Finalize the write via address_space->write_end, which may journal the operation.

Invoke balance_dirty_pages_ratelimited to decide if dirty pages should be flushed.

Ext4 is a journaling filesystem. Three journal modes exist:

Journal : Both data and metadata are journaled (safest, slowest).

Ordered (default): Only metadata is journaled; data must be on disk before its metadata is committed.

Writeback : Only metadata is journaled; data may be written after its metadata (fastest, least safe).
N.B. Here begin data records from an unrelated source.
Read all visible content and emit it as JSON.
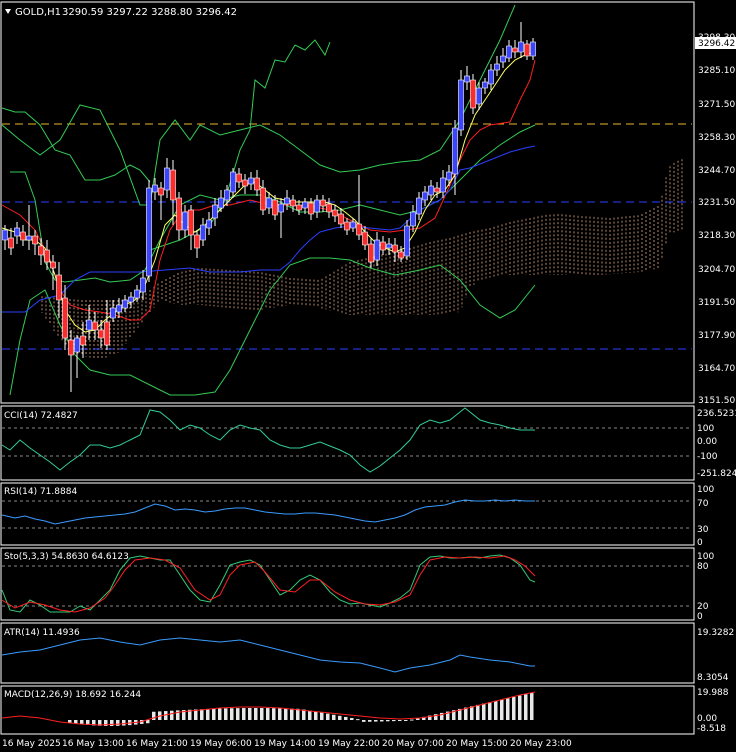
{
  "header": {
    "symbol": "GOLD,H1",
    "ohlc": "3290.59 3297.22 3288.80 3296.42"
  },
  "colors": {
    "background": "#000000",
    "frame": "#ffffff",
    "bull_candle": "#3b45ff",
    "bear_candle": "#ff2a2a",
    "ma_fast": "#ffff66",
    "ma_mid": "#ff2020",
    "ma_slow": "#2a3fff",
    "bands": "#33cc55",
    "cloud": "#d8a07a",
    "level_orange": "#e6b830",
    "level_blue": "#2a3fff",
    "indicator_line": "#3a9bff",
    "stoch_signal": "#ff2020",
    "stoch_main": "#33cc77",
    "macd_hist": "#ffffff",
    "macd_signal": "#ff2020"
  },
  "main_axis": {
    "price_current": "3296.42",
    "price_top_hidden": "3298.30",
    "ticks": [
      "3285.10",
      "3271.50",
      "3258.30",
      "3244.70",
      "3231.50",
      "3218.30",
      "3204.70",
      "3191.50",
      "3177.90",
      "3164.70",
      "3151.50"
    ]
  },
  "cci": {
    "label": "CCI(14) 72.4827",
    "ticks": [
      "236.5231",
      "100",
      "0.00",
      "-100",
      "-251.8241"
    ]
  },
  "rsi": {
    "label": "RSI(14) 71.8884",
    "ticks": [
      "100",
      "70",
      "30",
      "0"
    ]
  },
  "stoch": {
    "label": "Sto(5,3,3) 54.8630 64.6123",
    "ticks": [
      "100",
      "80",
      "20",
      "0"
    ]
  },
  "atr": {
    "label": "ATR(14) 11.4936",
    "ticks": [
      "19.3282",
      "8.3054"
    ]
  },
  "macd": {
    "label": "MACD(12,26,9) 18.692 16.244",
    "ticks": [
      "19.988",
      "0.00",
      "-8.518"
    ]
  },
  "time_axis": [
    "16 May 2025",
    "16 May 13:00",
    "16 May 21:00",
    "19 May 06:00",
    "19 May 14:00",
    "19 May 22:00",
    "20 May 07:00",
    "20 May 15:00",
    "20 May 23:00"
  ]
}
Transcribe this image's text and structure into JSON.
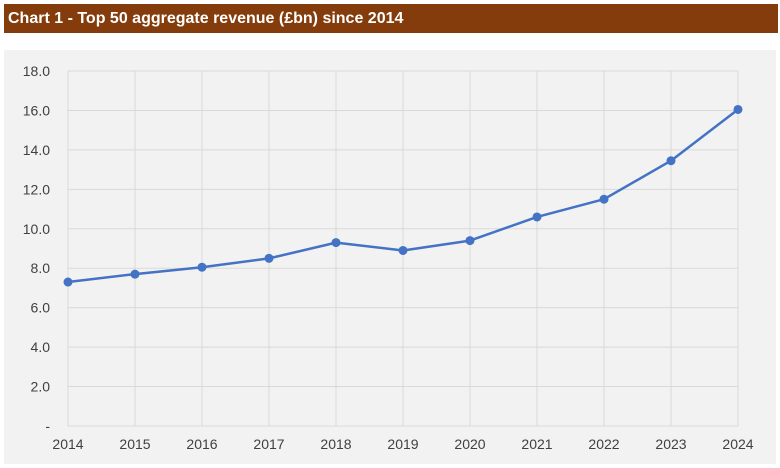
{
  "title": "Chart 1 - Top 50 aggregate revenue (£bn) since 2014",
  "chart_data": {
    "type": "line",
    "title": "Chart 1 - Top 50 aggregate revenue (£bn) since 2014",
    "xlabel": "",
    "ylabel": "",
    "x": [
      "2014",
      "2015",
      "2016",
      "2017",
      "2018",
      "2019",
      "2020",
      "2021",
      "2022",
      "2023",
      "2024"
    ],
    "series": [
      {
        "values": [
          7.3,
          7.7,
          8.05,
          8.5,
          9.3,
          8.9,
          9.4,
          10.6,
          11.5,
          13.45,
          16.05
        ],
        "color": "#4472c4"
      }
    ],
    "ylim": [
      0,
      18
    ],
    "y_ticks": [
      0,
      2,
      4,
      6,
      8,
      10,
      12,
      14,
      16,
      18
    ],
    "y_tick_labels": [
      "-",
      "2.0",
      "4.0",
      "6.0",
      "8.0",
      "10.0",
      "12.0",
      "14.0",
      "16.0",
      "18.0"
    ],
    "grid": true,
    "legend": "none"
  },
  "colors": {
    "header_background": "#843c0c",
    "header_text": "#ffffff",
    "plot_background": "#f2f2f2",
    "gridline": "#d9d9d9",
    "axis_text": "#404040",
    "series": "#4472c4"
  }
}
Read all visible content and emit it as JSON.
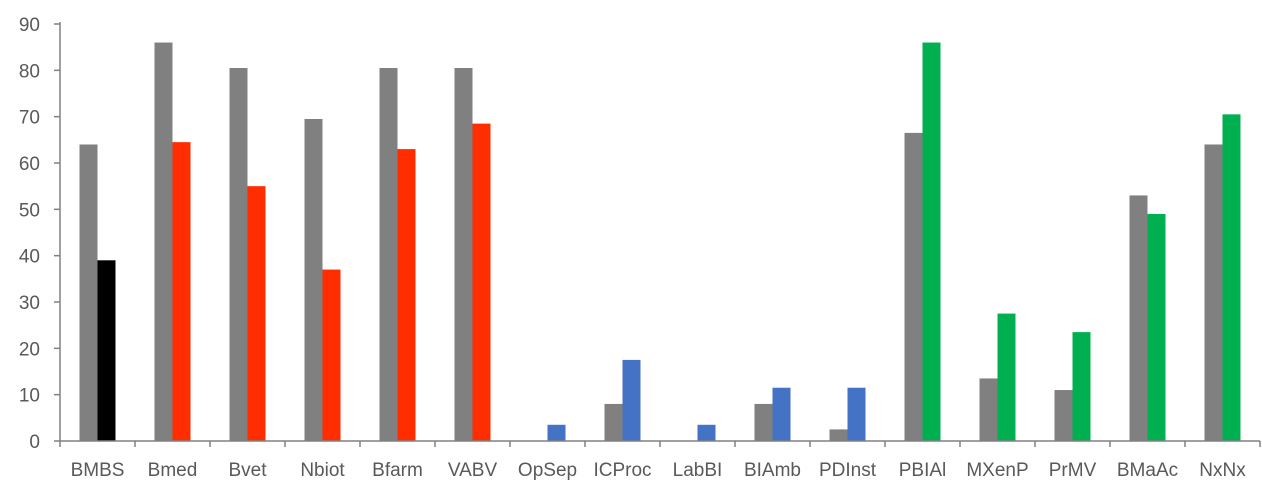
{
  "chart_data": {
    "type": "bar",
    "title": "",
    "xlabel": "",
    "ylabel": "",
    "ylim": [
      0,
      90
    ],
    "yticks": [
      0,
      10,
      20,
      30,
      40,
      50,
      60,
      70,
      80,
      90
    ],
    "grid": false,
    "legend": "none",
    "categories": [
      "BMBS",
      "Bmed",
      "Bvet",
      "Nbiot",
      "Bfarm",
      "VABV",
      "OpSep",
      "ICProc",
      "LabBI",
      "BIAmb",
      "PDInst",
      "PBIAl",
      "MXenP",
      "PrMV",
      "BMaAc",
      "NxNx"
    ],
    "series": [
      {
        "color": "#808080",
        "values": [
          64,
          86,
          80.5,
          69.5,
          80.5,
          80.5,
          0,
          8,
          0,
          8,
          2.5,
          66.5,
          13.5,
          11,
          53,
          64
        ]
      },
      {
        "colors": [
          "#000000",
          "#ff2d00",
          "#ff2d00",
          "#ff2d00",
          "#ff2d00",
          "#ff2d00",
          "#4472c4",
          "#4472c4",
          "#4472c4",
          "#4472c4",
          "#4472c4",
          "#00b050",
          "#00b050",
          "#00b050",
          "#00b050",
          "#00b050"
        ],
        "values": [
          39,
          64.5,
          55,
          37,
          63,
          68.5,
          3.5,
          17.5,
          3.5,
          11.5,
          11.5,
          86,
          27.5,
          23.5,
          49,
          70.5
        ]
      }
    ]
  }
}
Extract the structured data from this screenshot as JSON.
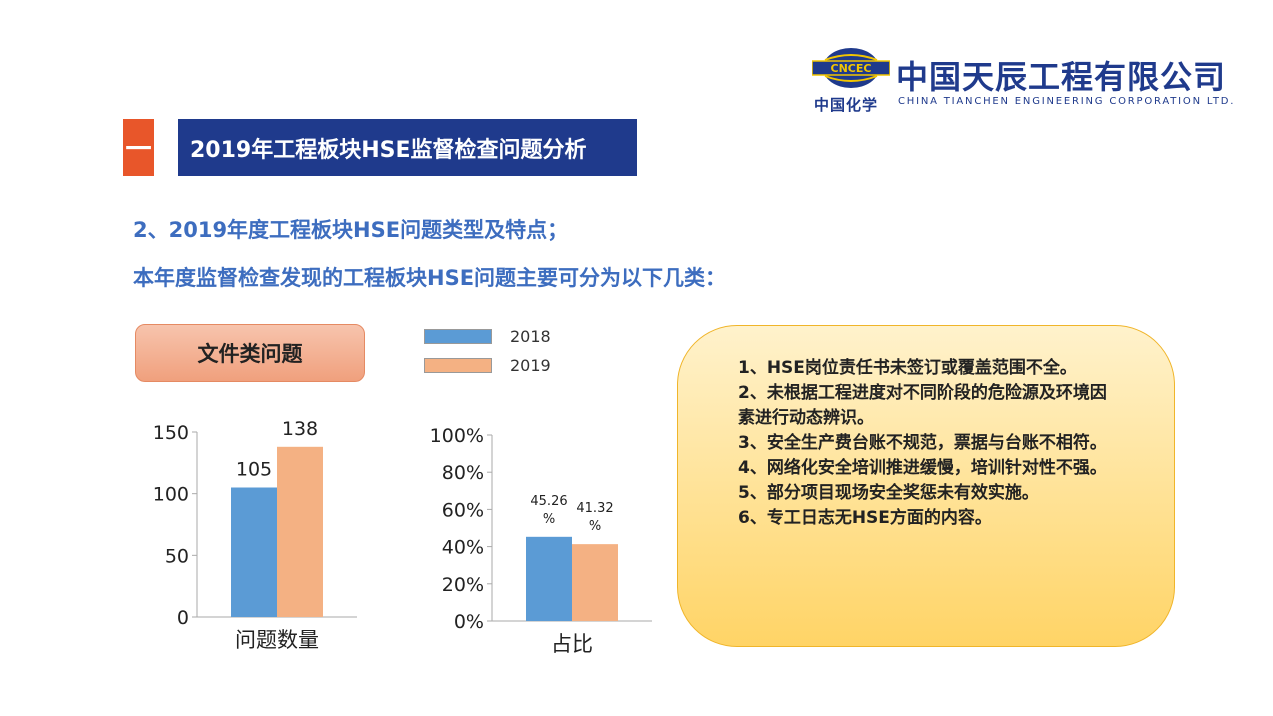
{
  "logo": {
    "emblem_text": "CNCEC",
    "name_cn": "中国天辰工程有限公司",
    "parent_cn": "中国化学",
    "name_en": "CHINA TIANCHEN ENGINEERING CORPORATION LTD."
  },
  "section": {
    "number": "一",
    "title": "2019年工程板块HSE监督检查问题分析"
  },
  "subtitle1": "2、2019年度工程板块HSE问题类型及特点；",
  "subtitle2": "本年度监督检查发现的工程板块HSE问题主要可分为以下几类：",
  "category_label": "文件类问题",
  "legend": [
    {
      "label": "2018",
      "color": "#5b9bd5"
    },
    {
      "label": "2019",
      "color": "#f4b183"
    }
  ],
  "chart_data": [
    {
      "type": "bar",
      "categories": [
        "问题数量"
      ],
      "series": [
        {
          "name": "2018",
          "values": [
            105
          ],
          "labels": [
            "105"
          ]
        },
        {
          "name": "2019",
          "values": [
            138
          ],
          "labels": [
            "138"
          ]
        }
      ],
      "yticks": [
        "0",
        "50",
        "100",
        "150"
      ],
      "ylim": [
        0,
        150
      ]
    },
    {
      "type": "bar",
      "categories": [
        "占比"
      ],
      "series": [
        {
          "name": "2018",
          "values": [
            45.26
          ],
          "labels": [
            "45.26%"
          ]
        },
        {
          "name": "2019",
          "values": [
            41.32
          ],
          "labels": [
            "41.32%"
          ]
        }
      ],
      "yticks": [
        "0%",
        "20%",
        "40%",
        "60%",
        "80%",
        "100%"
      ],
      "ylim": [
        0,
        100
      ]
    }
  ],
  "issues": [
    "1、HSE岗位责任书未签订或覆盖范围不全。",
    "2、未根据工程进度对不同阶段的危险源及环境因素进行动态辨识。",
    "3、安全生产费台账不规范，票据与台账不相符。",
    "4、网络化安全培训推进缓慢，培训针对性不强。",
    "5、部分项目现场安全奖惩未有效实施。",
    "6、专工日志无HSE方面的内容。"
  ]
}
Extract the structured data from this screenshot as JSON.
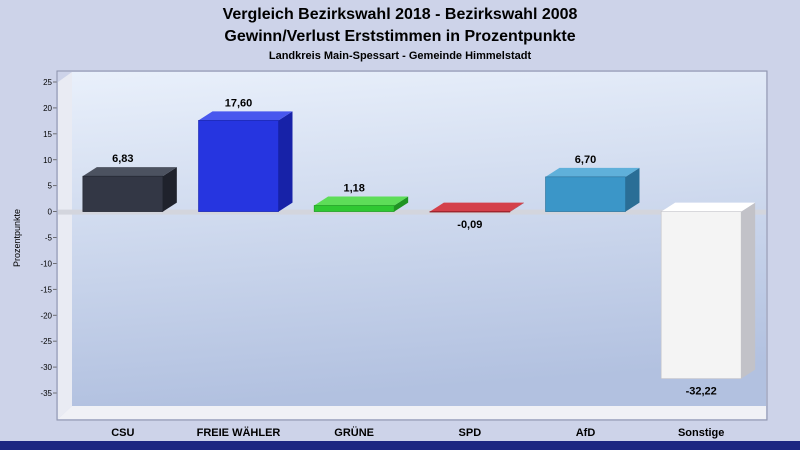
{
  "title_line1": "Vergleich Bezirkswahl 2018 - Bezirkswahl 2008",
  "title_line2": "Gewinn/Verlust Erststimmen in Prozentpunkte",
  "subtitle": "Landkreis Main-Spessart - Gemeinde Himmelstadt",
  "chart_data": {
    "type": "bar",
    "title": "Vergleich Bezirkswahl 2018 - Bezirkswahl 2008 / Gewinn/Verlust Erststimmen in Prozentpunkte",
    "subtitle": "Landkreis Main-Spessart - Gemeinde Himmelstadt",
    "categories": [
      "CSU",
      "FREIE WÄHLER",
      "GRÜNE",
      "SPD",
      "AfD",
      "Sonstige"
    ],
    "values": [
      6.83,
      17.6,
      1.18,
      -0.09,
      6.7,
      -32.22
    ],
    "value_labels": [
      "6,83",
      "17,60",
      "1,18",
      "-0,09",
      "6,70",
      "-32,22"
    ],
    "xlabel": "",
    "ylabel": "Prozentpunkte",
    "ylim": [
      -35,
      25
    ],
    "ytick_step": 5,
    "grid": false,
    "legend": "none",
    "zero_line": true,
    "style": "3d-extruded-bars",
    "bar_colors": [
      {
        "front": "#333745",
        "top": "#4c5260",
        "side": "#1f222c"
      },
      {
        "front": "#2635e0",
        "top": "#4857ee",
        "side": "#1722a8"
      },
      {
        "front": "#2fc832",
        "top": "#5ddd58",
        "side": "#1f9422"
      },
      {
        "front": "#c32430",
        "top": "#d4404a",
        "side": "#8f1a22"
      },
      {
        "front": "#3b96c8",
        "top": "#5fb0da",
        "side": "#2a6e96"
      },
      {
        "front": "#f4f4f4",
        "top": "#ffffff",
        "side": "#c2c2c8"
      }
    ]
  }
}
struct page *grab_cache_page_write_begin(struct address_space *mapping,
                    pgoff_t index, unsigned flags)
{
    struct page *page;
    int fgp_flags = FGP_LOCK|FGP_WRITE|FGP_CREAT;
    page = pagecache_get_page(mapping, index, fgp_flags,
            mapping_gfp_mask(mapping));
    if (page)
        wait_for_stable_page(page);
    return page;
}

size_t iov_iter_copy_from_user_atomic(struct page *page,
        struct iov_iter *i, unsigned long offset, size_t bytes)
{
    char *kaddr = kmap_atomic(page), *p = kaddr + offset;
    iterate_all_kinds(i, bytes, v,
        copyin((p += v.iov_len) - v.iov_len, v.iov_base, v.iov_len),
        memcpy_from_page((p += v.bv_len) - v.bv_len, v.bv_page,
                 v.bv_offset, v.bv_len),
        memcpy((p += v.iov_len) - v.iov_len, v.iov_base, v.iov_len));
    kunmap_atomic(kaddr);
    return bytes;
}

void balance_dirty_pages_ratelimited(struct address_space *mapping)
{
    struct inode *inode = mapping->host;
    struct backing_dev_info *bdi = inode_to_bdi(inode);
    struct bdi_writeback *wb = NULL;
    int ratelimit;
    ...
    if (unlikely(current->nr_dirtied >= ratelimit))
        balance_dirty_pages(mapping, wb, current->nr_dirtied);
    ...
}

Dirty pages are flushed when the count exceeds a threshold, when the user calls sync, when memory pressure forces reclamation, or when pages have been dirty for too long.

Read Path Implementation

static ssize_t generic_file_buffered_read(struct kiocb *iocb,
        struct iov_iter *iter, ssize_t written)
{
    struct file *filp = iocb->ki_filp;
    struct address_space *mapping = filp->f_mapping;
    struct inode *inode = mapping->host;
    for (;;) {
        struct page *page;
        pgoff_t index = iocb->ki_pos >> PAGE_SHIFT;
        page = find_get_page(mapping, index);
        if (!page) {
            if (iocb->ki_flags & IOCB_NOWAIT)
                goto would_block;
            page_cache_sync_readahead(mapping, ra, filp,
                    index, last_index - index);
            page = find_get_page(mapping, index);
            if (unlikely(page == NULL))
                goto no_cached_page;
        }
        if (PageReadahead(page))
            page_cache_async_readahead(mapping, ra, filp, page,
                    index, last_index - index);
        ret = copy_page_to_iter(page, offset, nr, iter);
    }
    return ret;
}

The read path first looks for the page in the page cache. If missing, it triggers synchronous readahead, then retries. Once a page is found, it may start asynchronous readahead for subsequent pages and finally copies the page data to user space.